O arquivo morto ficava no piso -2, onde os desumidificadores faziam um rumor de respiração doente. Inês chegou às 7h06. Levava o telemóvel a gravar dentro do bolso da gabardina e uma lâmina de bisturi escondida na manga, mais por medo do que por coragem.
A pessoa que a esperava era Amélia Faria, setenta anos, antiga moldureira do instituto, reformada e invisível para todos excepto para quem ainda precisava das suas mãos. Tinha os dedos deformados pela artrite e os olhos de quem passara a vida a fingir que não via.
— A menina encontrou a mancha azul — disse Amélia.
Inês gelou.
— Como sabe?
— Porque fui eu que abri a moldura há doze anos. O quadro não estava como está agora. Havia uma tira de tela dobrada na margem, com escrita. Tiraram-na.
— Quem?
Amélia olhou para as câmaras no tecto. Uma estava desligada; a outra fingia funcionar.
— Um homem novo, bem-falante. Na altura ainda não mandava. Chamava-se Duarte Seabra.
O nome bateu em Inês antes do sentido. Duarte. O homem que lhe deixava laranjas na secretária quando ela se esquecia de almoçar. O homem que lhe dizia que a cidade parecia menos hostil quando ela caminhava ao lado dele.
— Tem provas?
Amélia abriu a mala e retirou um envelope pardo. Dentro havia uma fotografia antiga, tremida, mostrando a parte de trás do quadro sem a moldura actual. Via-se, numa dobra lateral, uma inscrição incompleta: “Leonor fez-me no inverno em que...”
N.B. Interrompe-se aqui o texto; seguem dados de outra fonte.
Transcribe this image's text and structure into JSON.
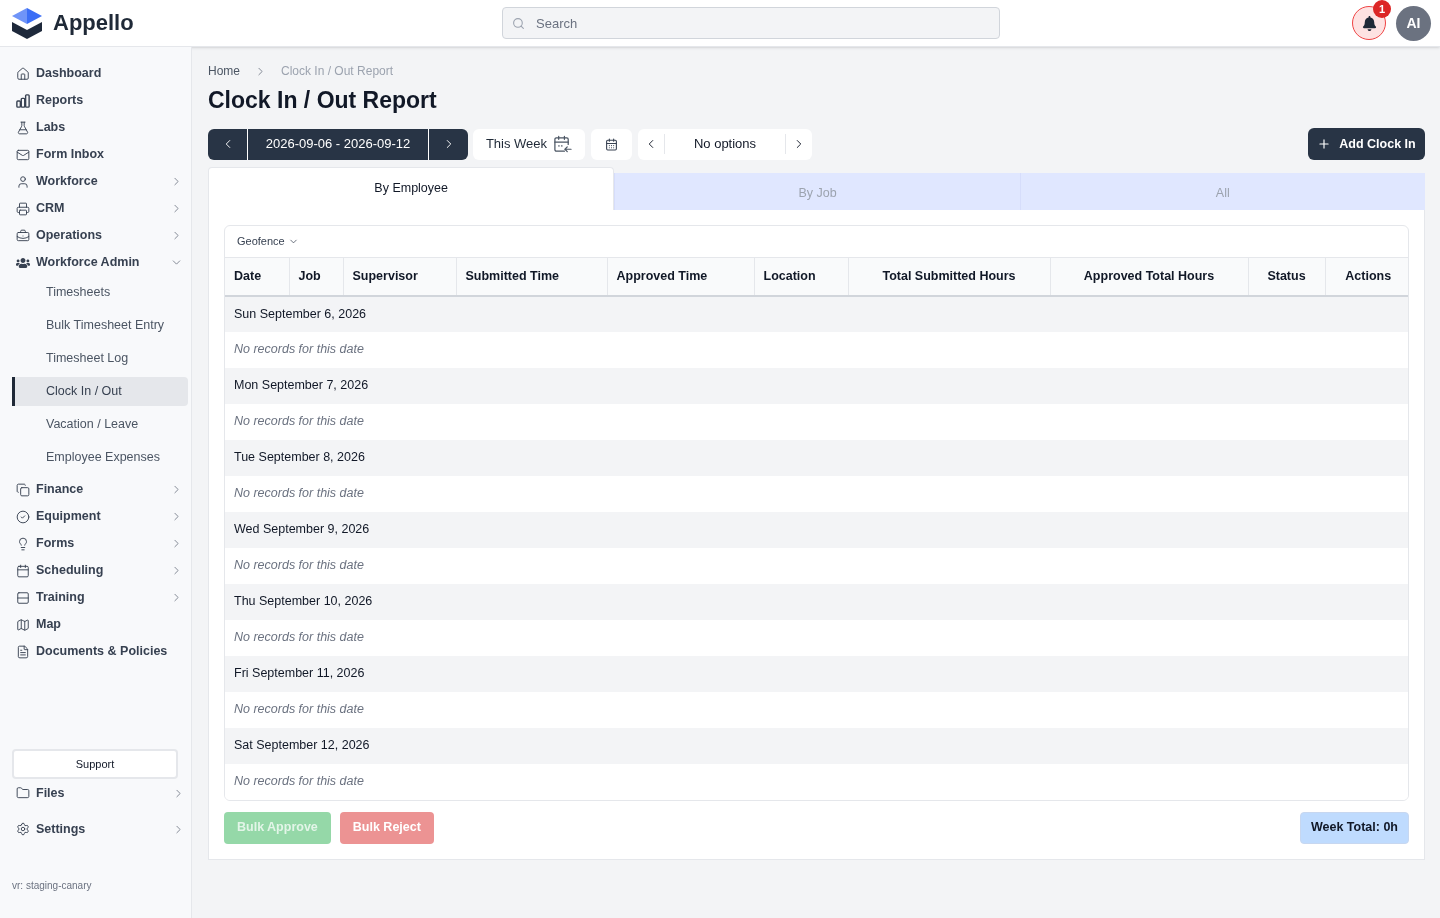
{
  "app": {
    "name": "Appello"
  },
  "search": {
    "placeholder": "Search"
  },
  "notifications": {
    "badge": "1"
  },
  "user": {
    "initials": "AI"
  },
  "sidebar": {
    "items": [
      {
        "label": "Dashboard",
        "kind": "link"
      },
      {
        "label": "Reports",
        "kind": "link"
      },
      {
        "label": "Labs",
        "kind": "link"
      },
      {
        "label": "Form Inbox",
        "kind": "link"
      },
      {
        "label": "Workforce",
        "kind": "group",
        "expanded": false
      },
      {
        "label": "CRM",
        "kind": "group",
        "expanded": false
      },
      {
        "label": "Operations",
        "kind": "group",
        "expanded": false
      },
      {
        "label": "Workforce Admin",
        "kind": "group",
        "expanded": true,
        "children": [
          {
            "label": "Timesheets",
            "selected": false
          },
          {
            "label": "Bulk Timesheet Entry",
            "selected": false
          },
          {
            "label": "Timesheet Log",
            "selected": false
          },
          {
            "label": "Clock In / Out",
            "selected": true
          },
          {
            "label": "Vacation / Leave",
            "selected": false
          },
          {
            "label": "Employee Expenses",
            "selected": false
          }
        ]
      },
      {
        "label": "Finance",
        "kind": "group",
        "expanded": false
      },
      {
        "label": "Equipment",
        "kind": "group",
        "expanded": false
      },
      {
        "label": "Forms",
        "kind": "group",
        "expanded": false
      },
      {
        "label": "Scheduling",
        "kind": "group",
        "expanded": false
      },
      {
        "label": "Training",
        "kind": "group",
        "expanded": false
      },
      {
        "label": "Map",
        "kind": "link"
      },
      {
        "label": "Documents & Policies",
        "kind": "link"
      }
    ],
    "support_button": "Support",
    "bottom_items": [
      {
        "label": "Files",
        "kind": "group",
        "expanded": false
      },
      {
        "label": "Settings",
        "kind": "group",
        "expanded": false
      }
    ],
    "version": "vr: staging-canary"
  },
  "breadcrumb": [
    {
      "label": "Home",
      "current": false
    },
    {
      "label": "Clock In / Out Report",
      "current": true
    }
  ],
  "page_title": "Clock In / Out Report",
  "toolbar": {
    "date_range": "2026-09-06 - 2026-09-12",
    "this_week_button": "This Week",
    "option_picker": "No options",
    "add_button": "Add Clock In"
  },
  "tabs": [
    {
      "label": "By Employee",
      "selected": true
    },
    {
      "label": "By Job",
      "selected": false
    },
    {
      "label": "All",
      "selected": false
    }
  ],
  "filter": {
    "label": "Geofence"
  },
  "table": {
    "columns": [
      "Date",
      "Job",
      "Supervisor",
      "Submitted Time",
      "Approved Time",
      "Location",
      "Total Submitted Hours",
      "Approved Total Hours",
      "Status",
      "Actions"
    ],
    "groups": [
      {
        "date": "Sun September 6, 2026",
        "message": "No records for this date"
      },
      {
        "date": "Mon September 7, 2026",
        "message": "No records for this date"
      },
      {
        "date": "Tue September 8, 2026",
        "message": "No records for this date"
      },
      {
        "date": "Wed September 9, 2026",
        "message": "No records for this date"
      },
      {
        "date": "Thu September 10, 2026",
        "message": "No records for this date"
      },
      {
        "date": "Fri September 11, 2026",
        "message": "No records for this date"
      },
      {
        "date": "Sat September 12, 2026",
        "message": "No records for this date"
      }
    ]
  },
  "actions": [
    {
      "label": "Bulk Approve",
      "kind": "approve",
      "disabled": true
    },
    {
      "label": "Bulk Reject",
      "kind": "reject",
      "disabled": true
    }
  ],
  "week_total": "Week Total: 0h"
}
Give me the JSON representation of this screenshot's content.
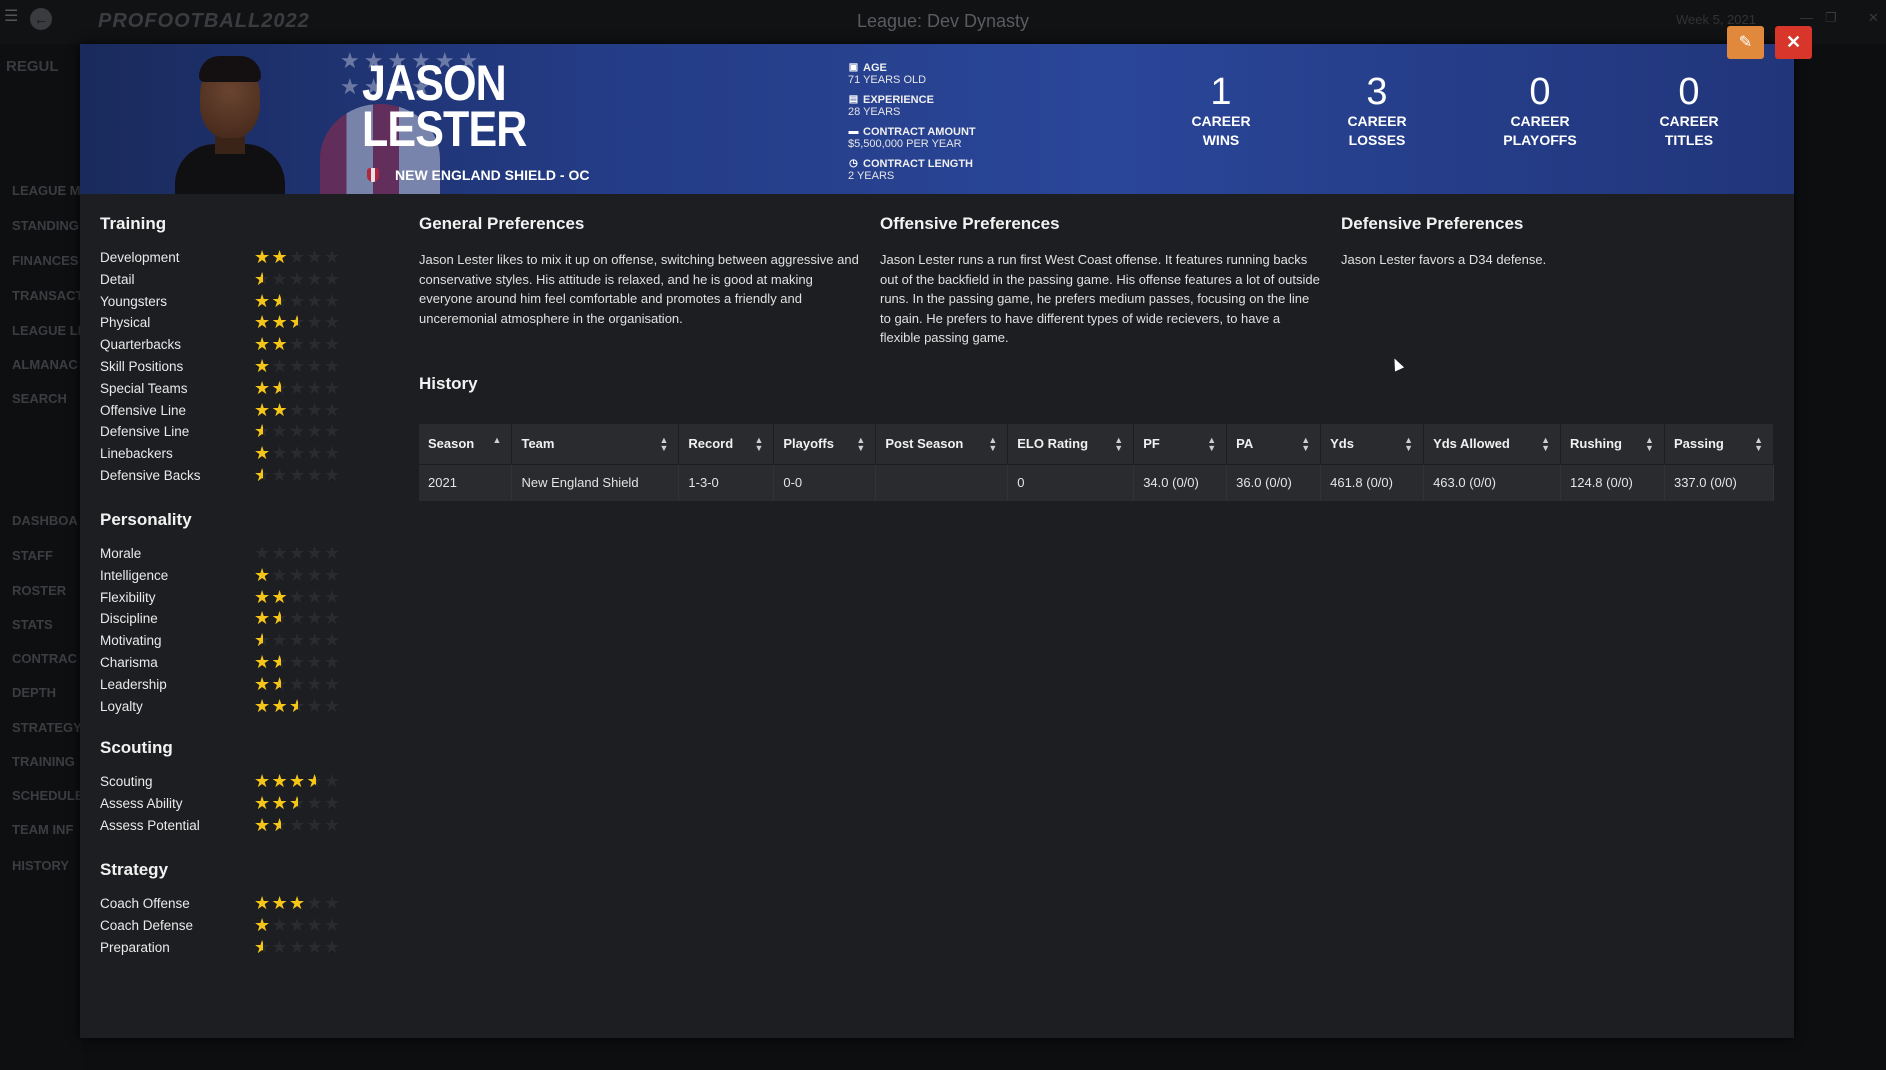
{
  "app": {
    "league_title": "League: Dev Dynasty",
    "logo_text": "PROFOOTBALL2022",
    "week": "Week 5, 2021",
    "season_label": "REGUL"
  },
  "background_nav": [
    "LEAGUE M",
    "STANDING",
    "FINANCES",
    "TRANSACT",
    "LEAGUE LE",
    "ALMANAC",
    "SEARCH",
    "DASHBOA",
    "STAFF",
    "ROSTER",
    "STATS",
    "CONTRAC",
    "DEPTH",
    "STRATEGY",
    "TRAINING",
    "SCHEDULE",
    "TEAM INF",
    "HISTORY"
  ],
  "coach": {
    "first_name": "JASON",
    "last_name": "LESTER",
    "team_line": "NEW ENGLAND SHIELD - OC",
    "age_label": "AGE",
    "age_value": "71 YEARS OLD",
    "experience_label": "EXPERIENCE",
    "experience_value": "28 YEARS",
    "contract_amount_label": "CONTRACT AMOUNT",
    "contract_amount_value": "$5,500,000 PER YEAR",
    "contract_length_label": "CONTRACT LENGTH",
    "contract_length_value": "2 YEARS"
  },
  "career": [
    {
      "num": "1",
      "line1": "CAREER",
      "line2": "WINS"
    },
    {
      "num": "3",
      "line1": "CAREER",
      "line2": "LOSSES"
    },
    {
      "num": "0",
      "line1": "CAREER",
      "line2": "PLAYOFFS"
    },
    {
      "num": "0",
      "line1": "CAREER",
      "line2": "TITLES"
    }
  ],
  "icons": {
    "edit": "edit-icon",
    "close": "close-icon",
    "age": "id-card-icon",
    "experience": "briefcase-icon",
    "contract_amount": "money-icon",
    "contract_length": "clock-icon",
    "sort": "sort-icon"
  },
  "colors": {
    "star": "#f5c518",
    "edit_button": "#e0893c",
    "close_button": "#d9362b",
    "header_blue": "#2a4698"
  },
  "sections": [
    {
      "title": "Training",
      "items": [
        {
          "label": "Development",
          "stars": 2
        },
        {
          "label": "Detail",
          "stars": 0.5
        },
        {
          "label": "Youngsters",
          "stars": 1.5
        },
        {
          "label": "Physical",
          "stars": 2.5
        },
        {
          "label": "Quarterbacks",
          "stars": 2
        },
        {
          "label": "Skill Positions",
          "stars": 1
        },
        {
          "label": "Special Teams",
          "stars": 1.5
        },
        {
          "label": "Offensive Line",
          "stars": 2
        },
        {
          "label": "Defensive Line",
          "stars": 0.5
        },
        {
          "label": "Linebackers",
          "stars": 1
        },
        {
          "label": "Defensive Backs",
          "stars": 0.5
        }
      ]
    },
    {
      "title": "Personality",
      "items": [
        {
          "label": "Morale",
          "stars": 0
        },
        {
          "label": "Intelligence",
          "stars": 1
        },
        {
          "label": "Flexibility",
          "stars": 2
        },
        {
          "label": "Discipline",
          "stars": 1.5
        },
        {
          "label": "Motivating",
          "stars": 0.5
        },
        {
          "label": "Charisma",
          "stars": 1.5
        },
        {
          "label": "Leadership",
          "stars": 1.5
        },
        {
          "label": "Loyalty",
          "stars": 2.5
        }
      ]
    },
    {
      "title": "Scouting",
      "items": [
        {
          "label": "Scouting",
          "stars": 3.5
        },
        {
          "label": "Assess Ability",
          "stars": 2.5
        },
        {
          "label": "Assess Potential",
          "stars": 1.5
        }
      ]
    },
    {
      "title": "Strategy",
      "items": [
        {
          "label": "Coach Offense",
          "stars": 3
        },
        {
          "label": "Coach Defense",
          "stars": 1
        },
        {
          "label": "Preparation",
          "stars": 0.5
        }
      ]
    }
  ],
  "preferences": {
    "general_title": "General Preferences",
    "general_text": "Jason Lester likes to mix it up on offense, switching between aggressive and conservative styles. His attitude is relaxed, and he is good at making everyone around him feel comfortable and promotes a friendly and unceremonial atmosphere in the organisation.",
    "offensive_title": "Offensive Preferences",
    "offensive_text": "Jason Lester runs a run first West Coast offense. It features running backs out of the backfield in the passing game. His offense features a lot of outside runs. In the passing game, he prefers medium passes, focusing on the line to gain. He prefers to have different types of wide recievers, to have a flexible passing game.",
    "defensive_title": "Defensive Preferences",
    "defensive_text": "Jason Lester favors a D34 defense."
  },
  "history": {
    "title": "History",
    "columns": [
      "Season",
      "Team",
      "Record",
      "Playoffs",
      "Post Season",
      "ELO Rating",
      "PF",
      "PA",
      "Yds",
      "Yds Allowed",
      "Rushing",
      "Passing"
    ],
    "rows": [
      [
        "2021",
        "New England Shield",
        "1-3-0",
        "0-0",
        "",
        "0",
        "34.0 (0/0)",
        "36.0 (0/0)",
        "461.8 (0/0)",
        "463.0 (0/0)",
        "124.8 (0/0)",
        "337.0 (0/0)"
      ]
    ]
  }
}
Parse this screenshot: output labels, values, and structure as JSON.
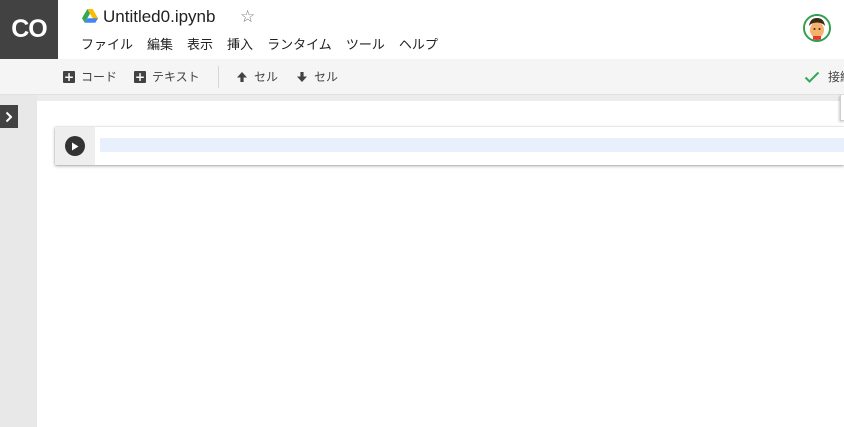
{
  "app": {
    "logo_text": "CO",
    "title": "Untitled0.ipynb",
    "star": "☆"
  },
  "menu": [
    "ファイル",
    "編集",
    "表示",
    "挿入",
    "ランタイム",
    "ツール",
    "ヘルプ"
  ],
  "toolbar": {
    "add_code_label": "コード",
    "add_text_label": "テキスト",
    "cell_up_label": "セル",
    "cell_down_label": "セル",
    "connection_label": "接続"
  },
  "icons": {
    "drive": "google-drive-icon",
    "star": "star-outline-icon",
    "add": "plus-box-icon",
    "up": "arrow-up-icon",
    "down": "arrow-down-icon",
    "check": "check-icon",
    "run": "play-circle-icon",
    "side_toggle": "chevron-right-icon"
  },
  "colors": {
    "logo_bg": "#424242",
    "check": "#34a853",
    "avatar_ring": "#2e9e4f",
    "editor_bg": "#e8f0fe"
  }
}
Antes que Inês pudesse tocar-lhe, ouviu-se um estalo metálico. A porta do arquivo fechou-se.
Amélia empalideceu.
— Não devia ter vindo — murmurou.
O sistema de incêndio disparou sem fogo. Espuma química começou a cair do tecto, cobrindo caixas, chão, sapatos. Inês agarrou Amélia pelo braço e tentou abrir a porta. Bloqueada. O ar encheu-se de pó irritante.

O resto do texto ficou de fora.